While he’s been away from the college game for only four years, much has changed, with name, image, and likeness taking over college sports, as well as the transfer portal, for which Brown said he would count on the coaching staff to get him up to speed. He confirmed that associated head coaches Mike Ayers and Brendan Buckley, as well as assistant coach Brooks Orpik, would be retained.
“I worked with Mike for four years,” said Brown. “I know Brendan, I haven’t worked with him, and of course I’ve known Brooks for a long time as well, so I’m very familiar with all three, and it will be great to get started with them.”
Brown alluded to York throughout the press conference, praising the “culture of joy and positivity” that he brought every day, and thanked the Hall of Famer for bringing him back to campus in 2004.
“The incredible positivity he has,” said Brown. “Some coaches can have their players nervous or afraid to make mistakes. Under Coach York, the players were eager to go over the bench and to make the difference.

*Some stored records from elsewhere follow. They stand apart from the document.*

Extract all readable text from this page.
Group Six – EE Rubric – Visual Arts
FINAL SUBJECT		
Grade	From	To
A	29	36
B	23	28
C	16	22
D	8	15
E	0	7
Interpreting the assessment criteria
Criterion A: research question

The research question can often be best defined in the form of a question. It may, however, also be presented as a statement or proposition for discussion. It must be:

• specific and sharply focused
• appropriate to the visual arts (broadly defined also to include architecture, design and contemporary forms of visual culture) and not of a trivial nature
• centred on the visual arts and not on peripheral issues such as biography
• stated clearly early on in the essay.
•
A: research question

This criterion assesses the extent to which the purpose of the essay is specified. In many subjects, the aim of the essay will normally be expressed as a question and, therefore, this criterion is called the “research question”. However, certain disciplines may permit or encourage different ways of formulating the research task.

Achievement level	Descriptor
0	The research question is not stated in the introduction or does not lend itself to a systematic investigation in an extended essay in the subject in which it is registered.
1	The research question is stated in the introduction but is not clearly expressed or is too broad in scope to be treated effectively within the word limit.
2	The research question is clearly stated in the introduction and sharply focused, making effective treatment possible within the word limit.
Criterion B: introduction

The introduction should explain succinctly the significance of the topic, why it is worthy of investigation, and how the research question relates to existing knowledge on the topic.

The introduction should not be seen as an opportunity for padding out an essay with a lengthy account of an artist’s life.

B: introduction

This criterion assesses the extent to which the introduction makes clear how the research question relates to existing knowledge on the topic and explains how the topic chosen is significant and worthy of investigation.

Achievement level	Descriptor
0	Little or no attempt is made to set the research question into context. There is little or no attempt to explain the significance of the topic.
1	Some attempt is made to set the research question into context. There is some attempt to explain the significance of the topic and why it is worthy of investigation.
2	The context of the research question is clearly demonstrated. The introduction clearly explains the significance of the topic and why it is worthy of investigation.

“I think that’s such an important part. It plays into the huge boost of confidence when you know your coach believes in you, so I will definitely try and emulate that.”
When he announced his retirement, York said he thought it might be best if he stayed away from the program at first while the new coach got a handle on things. York had chatted with Brown and his wife, Katharine, before the proceedings, but he and his wife Bobbie slipped out shortly after the conclusion of the press conference, in part to leave the spotlight on Brown but also to get ready to hit the links in Florida.
Many of the players for next year’s team were in attendance, including captain Marshall Warren.
“I’m so fired up. I’ve known Coach Brown for a while,” said the defenseman, who will be a senior next season. “He’s a great person and a good leader. He’s ready to take the program following in Coach York’s footsteps of bringing in a good culture.”